Need some help understanding why this code gets stuck in timeout exceptions

I need some help a project I'm trying to port over to be a part of Tika.

I am trying to extend the existing Fork Parser to add a "Fork Parser 2.0"
which supports connection pools using commons-pool, and supports an
improved ability to "stop parsing after N characters".

Here is the latest code: https://github.com/nddipiazza/tika-fork/tree/2.3.1

When I use this project, it works great on my local environment. When I
throw it out in the world, I get intermittent errors related to timeouts:

Parse error for input:
c:\test\docs\c6f13fe7-40bb-4c64-8cfe-5d748b5c8567.xlsm
Caused by: java.util.concurrent.ExecutionException:
java.lang.RuntimeException: Failed to read content from forked Tika parser
JVM
  at java.util.concurrent.FutureTask.report(FutureTask.java:122)
~[?:1.8.0_181]
  at java.util.concurrent.FutureTask.get(FutureTask.java:206) ~[?:1.8.0_181]
  at org.apache.tika.client.TikaRunner.parseImpl(TikaRunner.java:124)
~[tika-fork-client-2.3.1.jar:?]
  at org.apache.tika.client.TikaRunner.parse(TikaRunner.java:58)
~[tika-fork-client-2.3.1.jar:?]
  at org.apache.tika.client.TikaProcess.parse(TikaProcess.java:185)
~[tika-fork-client-2.3.1.jar:?]
  at org.apache.tika.client.TikaProcessPool.parse(TikaProcessPool.java:145)
~[tika-fork-client-2.3.1.jar:?]
  at
com.lucidworks.apollo.pipeline.parse.impl.tika.TikaForkParser.parse(TikaForkParser.java:236)
~[lucid-parsing-4.2.2.jar:?]
  ... 12 more
Caused by: java.lang.RuntimeException: Failed to read content from forked
Tika parser JVM
  at
org.apache.tika.client.TikaRunner.lambda$parseImpl$2(TikaRunner.java:118)
~[tika-fork-client-2.3.1.jar:?]
  ... 4 more
Caused by: java.util.concurrent.TimeoutException: Timed out waiting 120000
ms for metadata after content was fully parsed.
  at
org.apache.tika.client.TikaRunner.lambda$parseImpl$2(TikaRunner.java:112)
~[tika-fork-client-2.3.1.jar:?]
  ... 4 more

And because each timeout requires the tika forked JVM to be killed and
respawned, this can cause some churning that leads to more timeouts because
of the amount of time it takes to start up a tika JVM.

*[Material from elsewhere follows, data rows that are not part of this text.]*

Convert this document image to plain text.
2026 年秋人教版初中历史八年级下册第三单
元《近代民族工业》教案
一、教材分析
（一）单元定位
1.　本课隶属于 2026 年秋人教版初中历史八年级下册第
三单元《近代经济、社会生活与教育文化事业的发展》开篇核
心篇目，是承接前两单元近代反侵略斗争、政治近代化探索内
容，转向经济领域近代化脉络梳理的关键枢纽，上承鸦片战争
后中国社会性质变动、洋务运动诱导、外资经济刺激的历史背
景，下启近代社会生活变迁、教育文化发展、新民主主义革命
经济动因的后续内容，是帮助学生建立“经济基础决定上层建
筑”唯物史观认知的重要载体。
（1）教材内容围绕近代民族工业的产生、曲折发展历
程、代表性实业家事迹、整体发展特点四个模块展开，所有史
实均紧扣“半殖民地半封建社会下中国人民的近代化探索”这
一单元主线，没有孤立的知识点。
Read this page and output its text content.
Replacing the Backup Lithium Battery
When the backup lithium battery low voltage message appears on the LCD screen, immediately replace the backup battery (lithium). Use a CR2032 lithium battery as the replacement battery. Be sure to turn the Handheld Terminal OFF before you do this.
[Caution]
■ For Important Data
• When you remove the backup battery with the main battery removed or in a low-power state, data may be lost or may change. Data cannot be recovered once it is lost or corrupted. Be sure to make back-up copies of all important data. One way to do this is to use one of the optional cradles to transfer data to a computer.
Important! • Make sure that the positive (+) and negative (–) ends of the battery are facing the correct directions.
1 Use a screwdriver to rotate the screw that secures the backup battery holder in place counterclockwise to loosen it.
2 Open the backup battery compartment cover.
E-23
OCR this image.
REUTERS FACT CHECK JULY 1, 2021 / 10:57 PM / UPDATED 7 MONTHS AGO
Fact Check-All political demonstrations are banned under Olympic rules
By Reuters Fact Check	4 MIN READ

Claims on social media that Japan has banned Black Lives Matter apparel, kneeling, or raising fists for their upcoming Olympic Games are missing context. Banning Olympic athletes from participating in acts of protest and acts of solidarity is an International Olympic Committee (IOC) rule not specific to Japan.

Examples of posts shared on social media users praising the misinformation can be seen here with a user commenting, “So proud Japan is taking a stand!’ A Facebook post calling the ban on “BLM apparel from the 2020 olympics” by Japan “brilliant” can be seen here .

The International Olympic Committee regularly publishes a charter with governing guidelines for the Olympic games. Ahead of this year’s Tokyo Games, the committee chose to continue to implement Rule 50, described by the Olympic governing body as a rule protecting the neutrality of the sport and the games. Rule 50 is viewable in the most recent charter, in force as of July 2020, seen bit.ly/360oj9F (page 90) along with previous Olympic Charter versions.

Does anyone have any experience with the existing tika parser? I would
imagine this file contains my main issue:
https://github.com/nddipiazza/tika-fork/blob/2.3.1/tika-fork-main/src/main/java/org/apache/tika/fork/main/TikaForkMain.java

I'm attempting to use 3 executors independently. And what I'm thinking is I
should be doing this in a different way that isn't so fragile with respect
to timeouts.

Does anyone have some time to code review this and tell me what they might
think is wrong?

-Nicholas DiPiazza

Re: Need some help understanding why this code gets stuck in timeout exceptions

Posted by Tim Allison <ta...@apache.org>.
>I had to put a retry around requests to the tika api calls because
sometimes they flake

Yes.  This is an important point.  Note that it is not flaking, it is an
intended restart after catastrophic failure.  But, yes, absolutely, clients
have retry logic.

I just update the wiki to make this point.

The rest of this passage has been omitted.